Let's calculate the number of moles of AgNO3 needed to react with the moles of CaCl2 available:
Moles of AgNO3 needed = 2 x moles of CaCl2
Moles of AgNO3 needed = 2 x 0.009 mol
Moles of AgNO3 needed = 0.018 mol
Since we have only 0.005 mol of AgNO3, which is less than the required amount of 0.018 mol, AgNO3 is the limiting reactant.

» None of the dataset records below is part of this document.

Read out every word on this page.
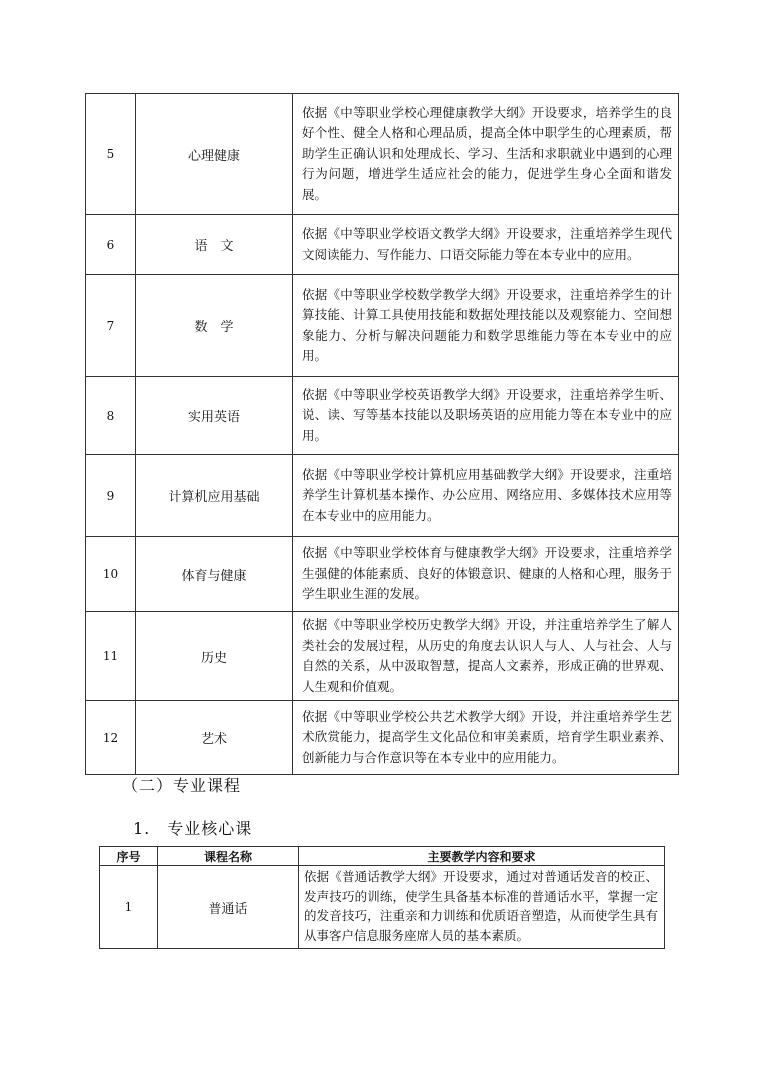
5	心理健康	依据《中等职业学校心理健康教学大纲》开设要求，培养学生的良好个性、健全人格和心理品质，提高全体中职学生的心理素质，帮助学生正确认识和处理成长、学习、生活和求职就业中遇到的心理行为问题，增进学生适应社会的能力，促进学生身心全面和谐发展。
6	语　文	依据《中等职业学校语文教学大纲》开设要求，注重培养学生现代文阅读能力、写作能力、口语交际能力等在本专业中的应用。
7	数　学	依据《中等职业学校数学教学大纲》开设要求，注重培养学生的计算技能、计算工具使用技能和数据处理技能以及观察能力、空间想象能力、分析与解决问题能力和数学思维能力等在本专业中的应用。
8	实用英语	依据《中等职业学校英语教学大纲》开设要求，注重培养学生听、说、读、写等基本技能以及职场英语的应用能力等在本专业中的应用。
9	计算机应用基础	依据《中等职业学校计算机应用基础教学大纲》开设要求，注重培养学生计算机基本操作、办公应用、网络应用、多媒体技术应用等在本专业中的应用能力。
10	体育与健康	依据《中等职业学校体育与健康教学大纲》开设要求，注重培养学生强健的体能素质、良好的体锻意识、健康的人格和心理，服务于学生职业生涯的发展。
11	历史	依据《中等职业学校历史教学大纲》开设，并注重培养学生了解人类社会的发展过程，从历史的角度去认识人与人、人与社会、人与自然的关系，从中汲取智慧，提高人文素养，形成正确的世界观、人生观和价值观。
12	艺术	依据《中等职业学校公共艺术教学大纲》开设，并注重培养学生艺术欣赏能力，提高学生文化品位和审美素质，培育学生职业素养、创新能力与合作意识等在本专业中的应用能力。
（二）专业课程
1.　专业核心课
序号	课程名称	主要教学内容和要求
1	普通话	依据《普通话教学大纲》开设要求，通过对普通话发音的校正、发声技巧的训练，使学生具备基本标准的普通话水平，掌握一定的发音技巧，注重亲和力训练和优质语音塑造，从而使学生具有从事客户信息服务座席人员的基本素质。
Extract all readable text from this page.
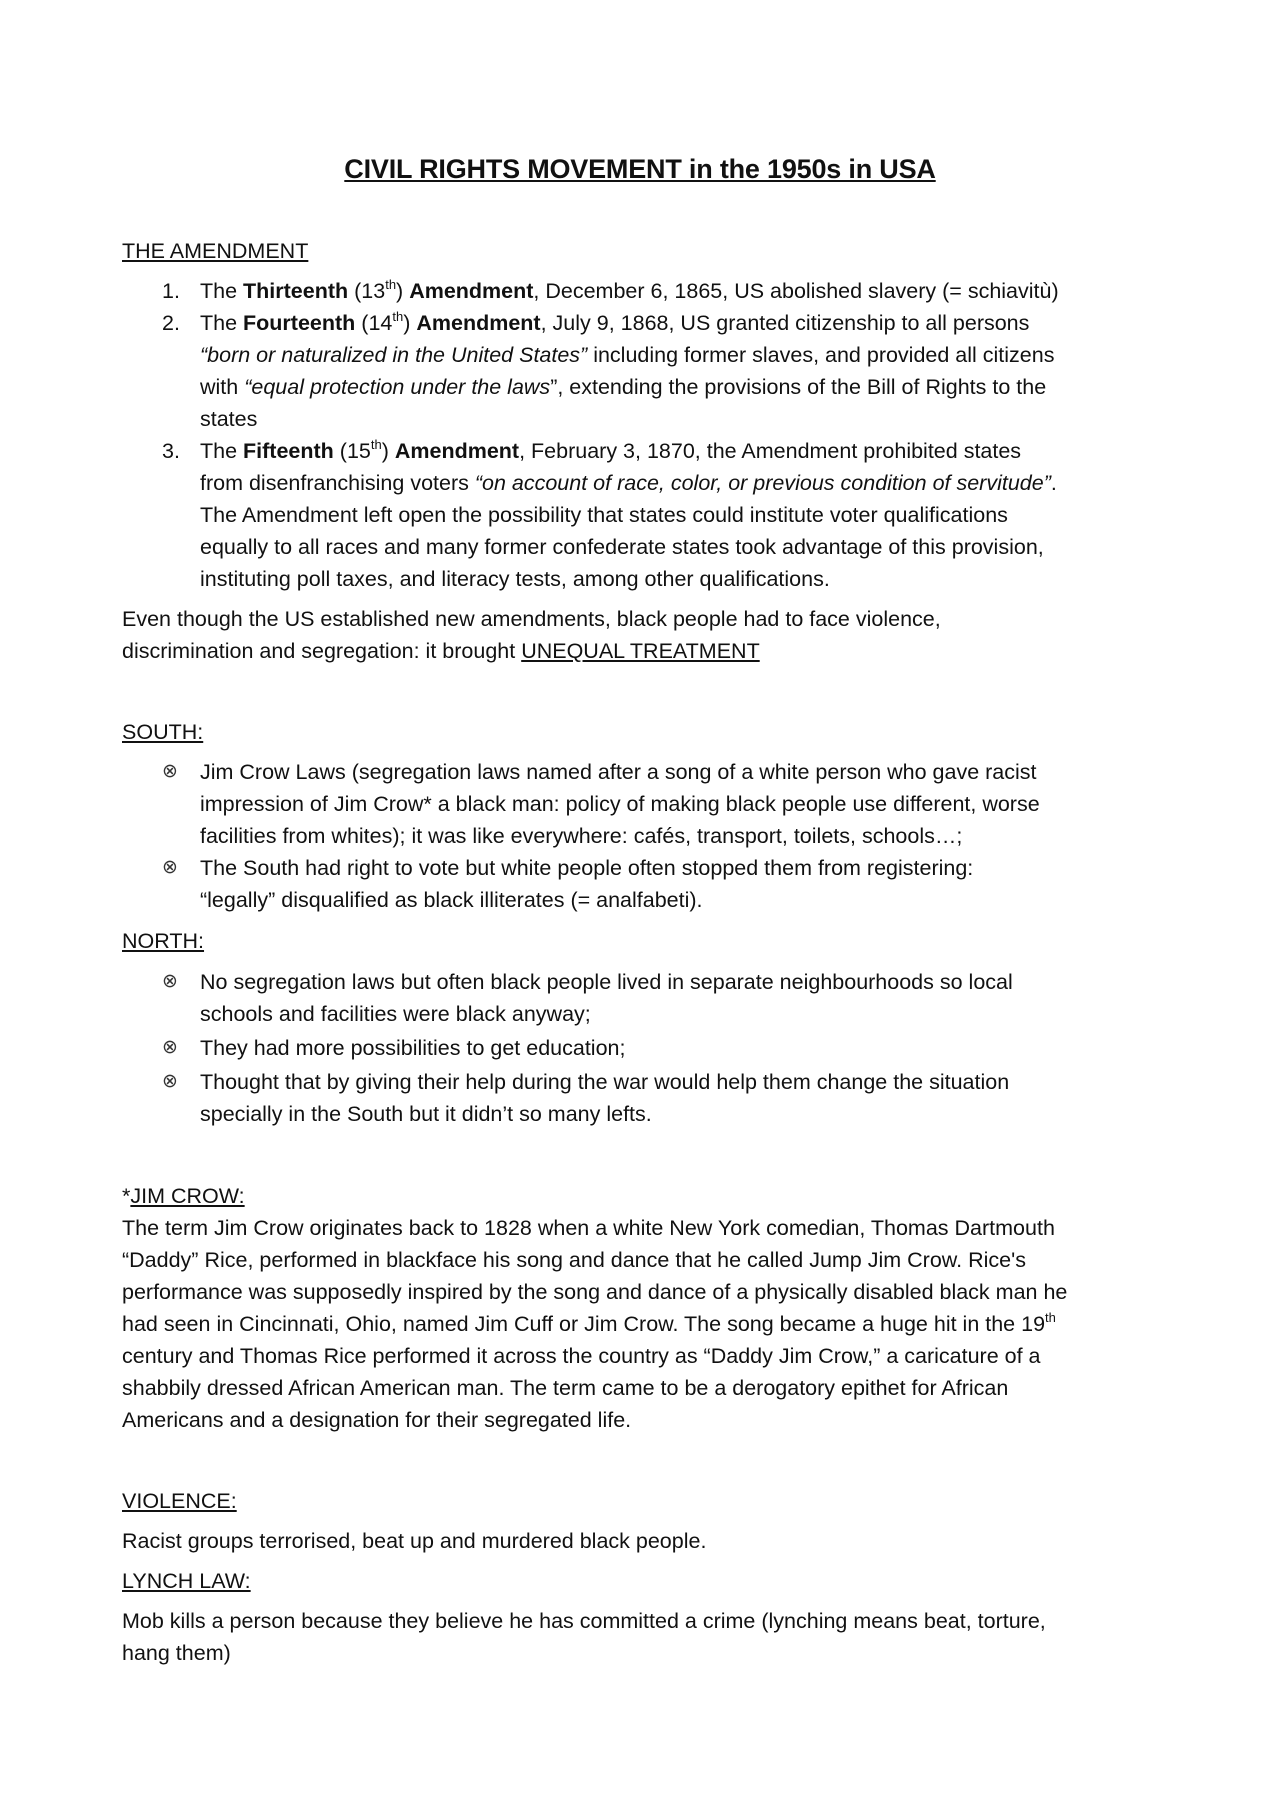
CIVIL RIGHTS MOVEMENT in the 1950s in USA
THE AMENDMENT
1. The Thirteenth (13th) Amendment, December 6, 1865, US abolished slavery (= schiavitù)
2. The Fourteenth (14th) Amendment, July 9, 1868, US granted citizenship to all persons
“born or naturalized in the United States” including former slaves, and provided all citizens
with “equal protection under the laws”, extending the provisions of the Bill of Rights to the
states
3. The Fifteenth (15th) Amendment, February 3, 1870, the Amendment prohibited states
from disenfranchising voters “on account of race, color, or previous condition of servitude”.
The Amendment left open the possibility that states could institute voter qualifications
equally to all races and many former confederate states took advantage of this provision,
instituting poll taxes, and literacy tests, among other qualifications.
Even though the US established new amendments, black people had to face violence,
discrimination and segregation: it brought UNEQUAL TREATMENT
SOUTH:
⊗ Jim Crow Laws (segregation laws named after a song of a white person who gave racist
impression of Jim Crow* a black man: policy of making black people use different, worse
facilities from whites); it was like everywhere: cafés, transport, toilets, schools…;
⊗ The South had right to vote but white people often stopped them from registering:
“legally” disqualified as black illiterates (= analfabeti).
NORTH:
⊗ No segregation laws but often black people lived in separate neighbourhoods so local
schools and facilities were black anyway;
⊗ They had more possibilities to get education;
⊗ Thought that by giving their help during the war would help them change the situation
specially in the South but it didn’t so many lefts.
*JIM CROW:
The term Jim Crow originates back to 1828 when a white New York comedian, Thomas Dartmouth
“Daddy” Rice, performed in blackface his song and dance that he called Jump Jim Crow. Rice's
performance was supposedly inspired by the song and dance of a physically disabled black man he
had seen in Cincinnati, Ohio, named Jim Cuff or Jim Crow. The song became a huge hit in the 19th
century and Thomas Rice performed it across the country as “Daddy Jim Crow,” a caricature of a
shabbily dressed African American man. The term came to be a derogatory epithet for African
Americans and a designation for their segregated life.
VIOLENCE:
Racist groups terrorised, beat up and murdered black people.
LYNCH LAW:
Mob kills a person because they believe he has committed a crime (lynching means beat, torture,
hang them)
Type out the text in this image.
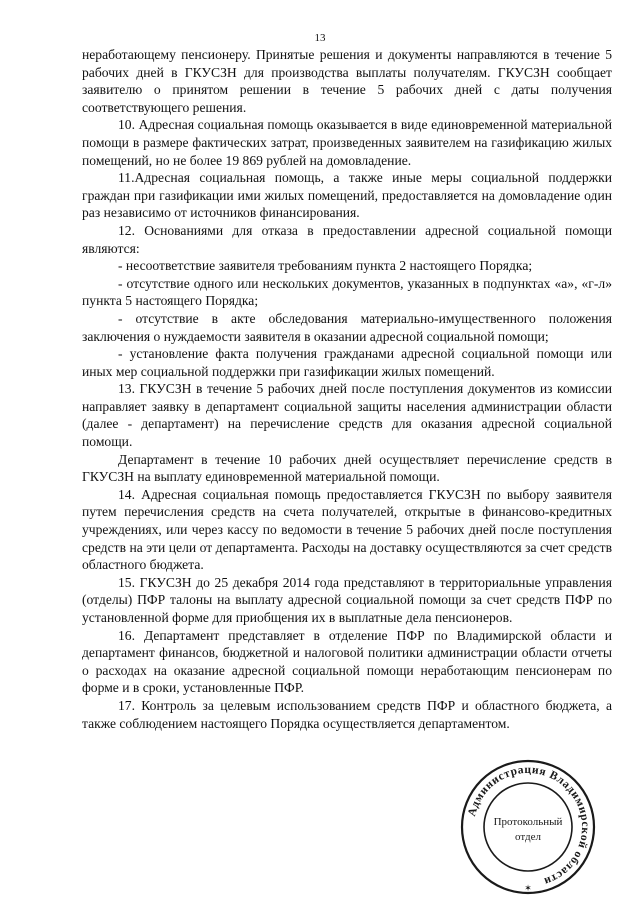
13

неработающему пенсионеру. Принятые решения и документы направляются в течение 5 рабочих дней в ГКУСЗН для производства выплаты получателям. ГКУСЗН сообщает заявителю о принятом решении в течение 5 рабочих дней с даты получения соответствующего решения.

10. Адресная социальная помощь оказывается в виде единовременной материальной помощи в размере фактических затрат, произведенных заявителем на газификацию жилых помещений, но не более 19 869 рублей на домовладение.

11.Адресная социальная помощь, а также иные меры социальной поддержки граждан при газификации ими жилых помещений, предоставляется на домовладение один раз независимо от источников финансирования.

12. Основаниями для отказа в предоставлении адресной социальной помощи являются:

- несоответствие заявителя требованиям пункта 2 настоящего Порядка;

- отсутствие одного или нескольких документов, указанных в подпунктах «а», «г-л» пункта 5 настоящего Порядка;

- отсутствие в акте обследования материально-имущественного положения заключения о нуждаемости заявителя в оказании адресной социальной помощи;

- установление факта получения гражданами адресной социальной помощи или иных мер социальной поддержки при газификации жилых помещений.

13. ГКУСЗН в течение 5 рабочих дней после поступления документов из комиссии направляет заявку в департамент социальной защиты населения администрации области (далее - департамент) на перечисление средств для оказания адресной социальной помощи.

Департамент в течение 10 рабочих дней осуществляет перечисление средств в ГКУСЗН на выплату единовременной материальной помощи.

14. Адресная социальная помощь предоставляется ГКУСЗН по выбору заявителя путем перечисления средств на счета получателей, открытые в финансово-кредитных учреждениях, или через кассу по ведомости в течение 5 рабочих дней после поступления средств на эти цели от департамента. Расходы на доставку осуществляются за счет средств областного бюджета.

15. ГКУСЗН до 25 декабря 2014 года представляют в территориальные управления (отделы) ПФР талоны на выплату адресной социальной помощи за счет средств ПФР по установленной форме для приобщения их в выплатные дела пенсионеров.

16. Департамент представляет в отделение ПФР по Владимирской области и департамент финансов, бюджетной и налоговой политики администрации области отчеты о расходах на оказание адресной социальной помощи неработающим пенсионерам по форме и в сроки, установленные ПФР.

17. Контроль за целевым использованием средств ПФР и областного бюджета, а также соблюдением настоящего Порядка осуществляется департаментом.

Администрация Владимирской области
Протокольный
отдел
✶
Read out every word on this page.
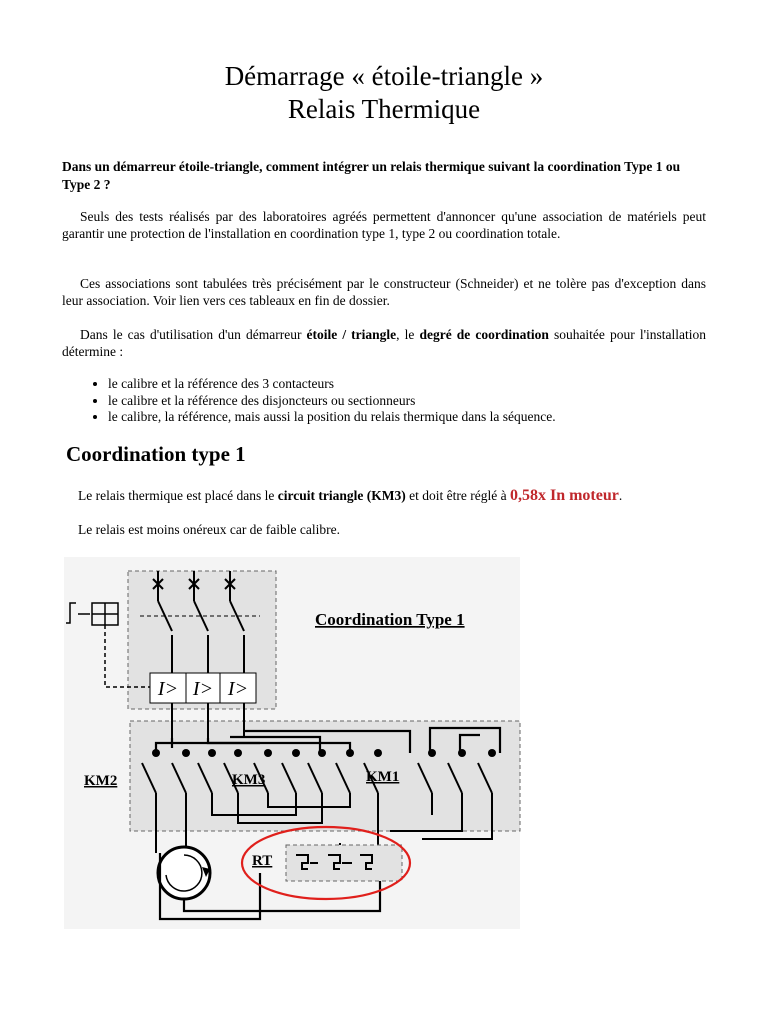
Démarrage « étoile-triangle »
Relais Thermique
Dans un démarreur étoile-triangle, comment intégrer un relais thermique suivant la coordination Type 1 ou Type 2 ?
Seuls des tests réalisés par des laboratoires agréés permettent d'annoncer qu'une association de matériels peut garantir une protection de l'installation en coordination type 1, type 2 ou coordination totale.
Ces associations sont tabulées très précisément par le constructeur (Schneider) et ne tolère pas d'exception dans leur association. Voir lien vers ces tableaux en fin de dossier.
Dans le cas d'utilisation d'un démarreur étoile / triangle, le degré de coordination souhaitée pour l'installation détermine :
• le calibre et la référence des 3 contacteurs
• le calibre et la référence des disjoncteurs ou sectionneurs
• le calibre, la référence, mais aussi la position du relais thermique dans la séquence.
Coordination type 1
Le relais thermique est placé dans le circuit triangle (KM3) et doit être réglé à 0,58x In moteur.
Le relais est moins onéreux car de faible calibre.
I> I> I>
Coordination Type 1
KM2	KM3	KM1
RT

Now, we can calculate the moles of AgCl precipitate formed using stoichiometry:
Moles of AgCl = moles of limiting reactant (AgNO3) x stoichiometric ratio (from balanced equation)
Moles of AgCl = 0.005 mol x 2
Moles of AgCl = 0.01 mol
Finally, we can calculate the mass of AgCl precipitate:
Mass of AgCl = moles of AgCl x molar mass of AgCl
Molar mass of AgCl = 107.87 g/mol
Mass of AgCl = 0.01 mol x 107.87 g/mol
Mass of AgCl = 1.08 g
Therefore, the mass of AgCl precipitate formed is 1.08 grams.